Pure Country 2: The Gift released to an also middling response; Variety and The Oklahoman were both critical of the film while Dove.org and The Dallas Morning News were more favorable. It also performed lower at the box office than its predecessor. Pure Country: Pure Heart received reviews from The Spokesman-Review and Common Sense Media, both of which rated it at three stars. Common Sense Media's Renee Schonfeld also gave the film three stars, stating that "The movie isn't original, but it's entertaining enough, the music is fun, and resolution comes easily."

Wide Open Countrys Addie Moore did a retrospective on both Pure Country: Pure Heart and Pure Country 2: The Gift in 2020. In her article she opined that the third film felt "more like a continuation of the second film than the original" but that the story would be relatable to young women. She also noted that "Like the previous two movies, it was never confused as Oscar material, but its heart was in the right place."

== Tie-in media==
A soundtrack has been released alongside each entry in the Pure Country series and a stage musical adaptation of the first movie premiered in 2017.

===Soundtracks===

The first Pure Country was released as both the soundtrack album for the 1992 film and the thirteenth studio album by American country music singer George Strait. It was released on September 15, 1992 by MCA Records. The album was given a rating of 3.5/5 by AllMusic, a C− by Entertainment Weekly, and 3/5 by Q magazine. Two music videos were created for the album, for the songs "I Cross My Heart" and "Heartland", both of which charted on Billboard. The soundtrack placed on multiple charts, including US Billboard 200. The soundtrack is Strait's best selling album and sold over six million copies.
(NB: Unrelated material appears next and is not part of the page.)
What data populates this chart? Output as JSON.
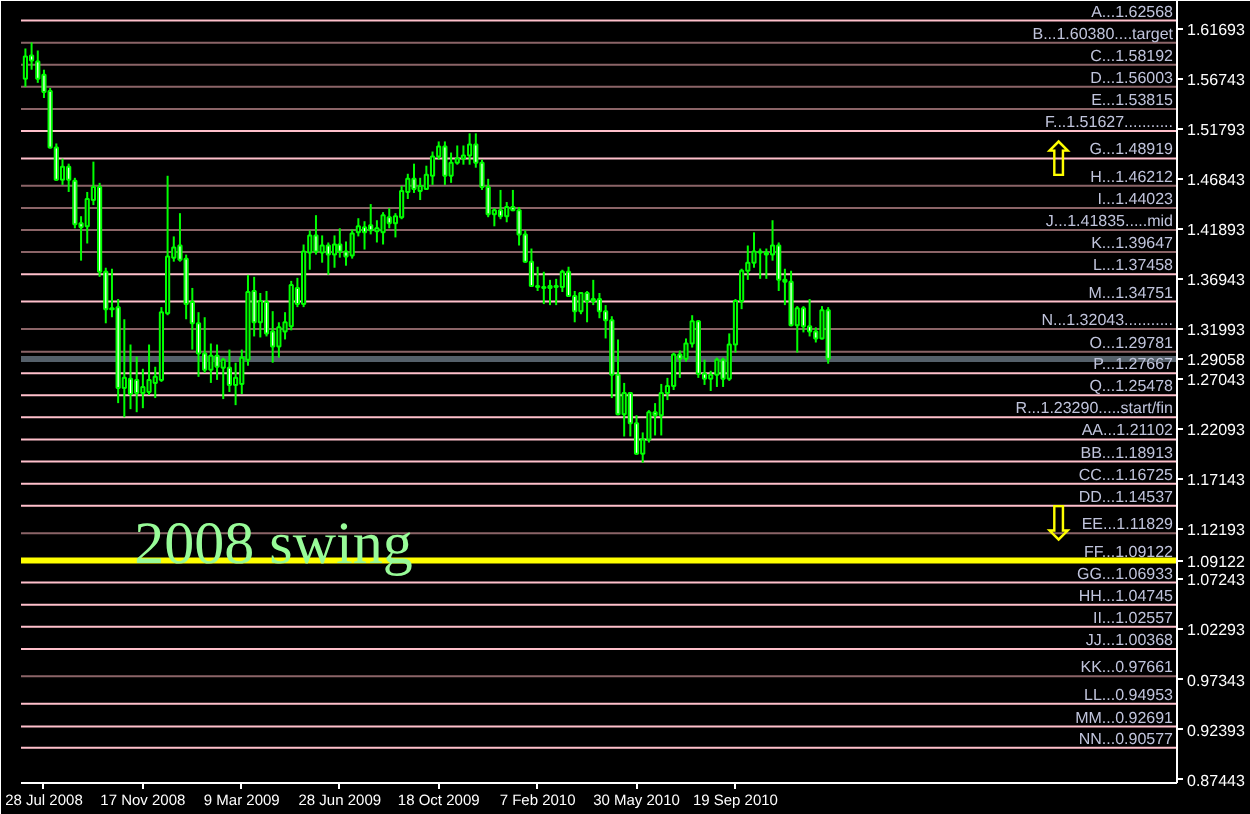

The soundtrack for Pure Country 2: The Gift was released by WaterTower Music on February 15, 2011, featuring songs from the film by Katrina Elam. Prior to this the song "Dream Big" was released as a single in 2010 and per Crosswalk.com, received some radio airtime. At its peak position, the album placed at #55 on the U.S. Billboard Top Country Albums and at 44 on the U.S. Billboard Top Heatseekers.

A soundtrack was released for Pure Country: Pure Heart in 2017 through WaterTower Music and featured music by Willie Nelson, Kaitlyn Bausch, and Cozi Zuehlsdorff, among others.

==Stage musical==

Rex McGee, who wrote the screenplay for the first Pure Country film, began working on a stage musical adaptation in the mid to late 2000s. The musical was to have a Broadway release in 2009 and feature songs from the film alongside new lyrics and music created by John Bettis and Steve Dorff, both of whom worked on the soundtrack for the original film. The musical received a staged reading on May 7, 2007, at New World Stages and featured Will Chase, Carlin Glynn, Cady Huffman, James Moye, and Danny Rutigliano in unspecified roles. The Broadway production, which did not come to fruition, was to have starred Joe Nichols and Lorrie Morgan.

Work continued on the musical and on June 9, 2017 the musical had its world premiere at the Irving Arts Center's Carpenter Performance Hall outside of Dallas, using the book and songs written for the Broadway release. The date was chosen to coincide with a 25 year anniversary celebration for the film, which would be used as a lead up to the musical's premiere. The musical followed the story of the original film and Harley Jay originated the role of Dusty in the stage musical. Plans were made to perform the musical as part of the 2019-2020 season for the Houston-based theater company Theatre Under The Stars. The production was delayed and then cancelled due to the COVID-19 pandemic; if it had run as planned the production would have featured Levi Kreis in the lead role, accompanied by Sally Mayes, Stephanie Gibson, and Felicia Finley.